All 400 House representatives and 24 state Senators face the decision of running for re-election or bowing out for someone else to do the job.
Between campaigning, there are energy and climate bills to contend with, those addressing health care and a slew of gun bills are back on the table. There is a new one: to ban assault weapons in New Hampshire.
The only one that uses “opioid” in the search – is House Bill 2020-2482 allowing insurance to cover yoga to be considered a substitute for opioids.
There’s one repealing the prohibition of hunting with a ferret House Bill 2020-2365.
Vaping will be an issue with new health care worries emerging since last year and a temporary ban on the sale of vaping products in neighboring Massachusetts.
Marijuana home-grows and marijuana legalization will be back for a replay.
While some these measures passed their respective chambers last year, they did not withstand a veto from Republican Gov. Chris Sununu. A veto override requires a two-thirds vote in both chambers.
One major bill from the last session did override. That was the capital murder bill, eliminating the death penalty in New Hampshire.
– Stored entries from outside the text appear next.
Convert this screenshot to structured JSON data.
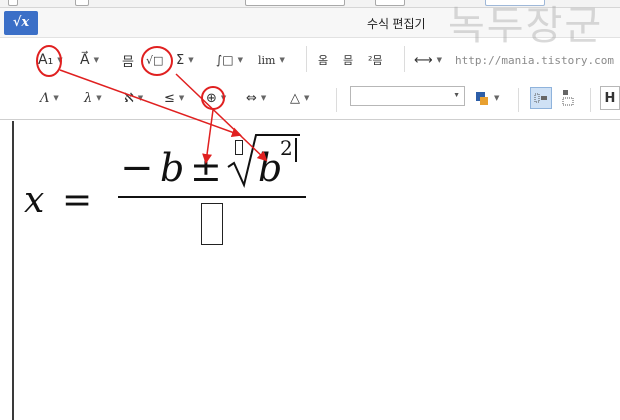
{
  "window": {
    "title": "수식 편집기",
    "app_icon_text": "√x"
  },
  "watermark": {
    "text": "녹두장군",
    "url": "http://mania.tistory.com"
  },
  "toolbar_row1": {
    "items": [
      {
        "name": "style-button",
        "label": "A₁"
      },
      {
        "name": "decoration-button",
        "label": "A⃗"
      },
      {
        "name": "matrix-button",
        "label": "믐"
      },
      {
        "name": "root-button",
        "label": "√□"
      },
      {
        "name": "sum-button",
        "label": "Σ"
      },
      {
        "name": "integral-button",
        "label": "∫□"
      },
      {
        "name": "limit-button",
        "label": "lim"
      }
    ],
    "align_items": [
      "옴",
      "믐",
      "²믐"
    ],
    "right_items": [
      "⟷"
    ]
  },
  "toolbar_row2": {
    "items": [
      {
        "name": "greek-upper-button",
        "label": "Λ"
      },
      {
        "name": "greek-lower-button",
        "label": "λ"
      },
      {
        "name": "symbol-button",
        "label": "ℵ"
      },
      {
        "name": "relation-button",
        "label": "≤"
      },
      {
        "name": "operator-button",
        "label": "⊕"
      },
      {
        "name": "arrow-button",
        "label": "⇔"
      },
      {
        "name": "misc-button",
        "label": "△"
      }
    ],
    "right_label": "H"
  },
  "equation": {
    "lhs": "x",
    "equals": "=",
    "minus": "−",
    "b": "b",
    "plusminus": "±",
    "radical": "√",
    "b2": "b",
    "exponent": "2"
  },
  "annotation_color": "#e02020"
}
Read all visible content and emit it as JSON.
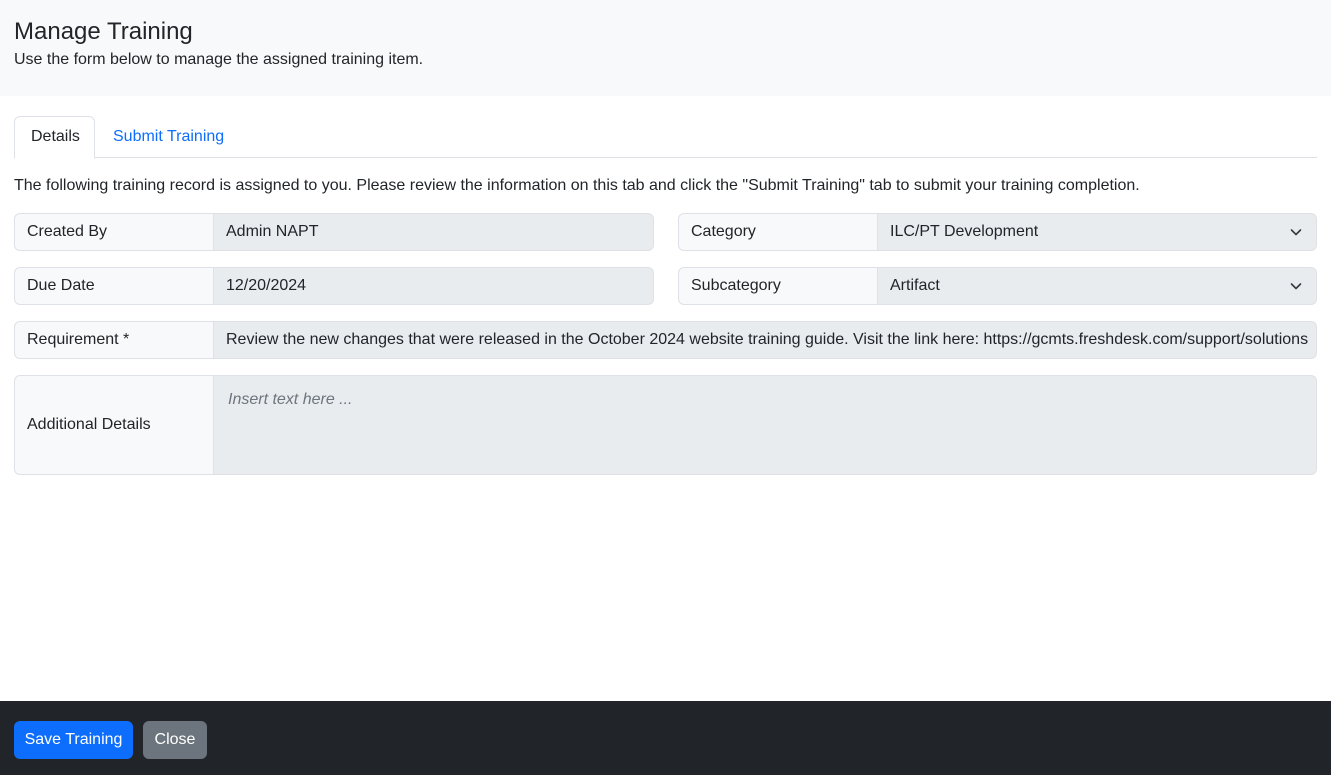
{
  "header": {
    "title": "Manage Training",
    "subtitle": "Use the form below to manage the assigned training item."
  },
  "tabs": [
    {
      "label": "Details",
      "active": true
    },
    {
      "label": "Submit Training",
      "active": false
    }
  ],
  "intro_text": "The following training record is assigned to you. Please review the information on this tab and click the \"Submit Training\" tab to submit your training completion.",
  "form": {
    "created_by": {
      "label": "Created By",
      "value": "Admin NAPT"
    },
    "category": {
      "label": "Category",
      "value": "ILC/PT Development"
    },
    "due_date": {
      "label": "Due Date",
      "value": "12/20/2024"
    },
    "subcategory": {
      "label": "Subcategory",
      "value": "Artifact"
    },
    "requirement": {
      "label": "Requirement *",
      "value": "Review the new changes that were released in the October 2024 website training guide. Visit the link here: https://gcmts.freshdesk.com/support/solutions"
    },
    "additional_details": {
      "label": "Additional Details",
      "placeholder": "Insert text here ..."
    }
  },
  "footer": {
    "save_label": "Save Training",
    "close_label": "Close"
  },
  "colors": {
    "primary": "#0d6efd",
    "secondary": "#6c757d",
    "footer_bg": "#212529"
  },
  "icons": {
    "select_arrow": "chevron-down-icon"
  }
}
InDepthNH.org will be closely following the action in the House and Senate again this year. Let us know what LSRs you are following and why by sending an email to Paula Tracy at email@example.com
One of the first package of initiatives that the Senate has filed deal with prices at the pharmacy. They are looking to import low-cost drugs from Canada, similar to what neighboring states have done.
The proposals look to increase accountability for pharmaceutical companies and pharmacy benefit managers. The bills, now in title only, would establish the Prescription Drug Affordability & Access Act of 2020.
Sen. Majority Leader Dan Feltes, D- Concord, who is also running for governor, is the prime sponsor. It looks to what Maine and Vermont have already done to bring the cost of prescription drugs down.
Sen. Tom Sherman, D-Rye, who is a physician looks to expand drug pricing transparency. Problems with price gouging are addressed in a one whose prime sponsor is Sen. Martha Fuller Clark, D-Portsmouth.
Finally, a fourth bill addresses rebates paid to pharmacy benefit managers, whose prime sponsor is Sen. Cindy Rosenwald, D-Nashua.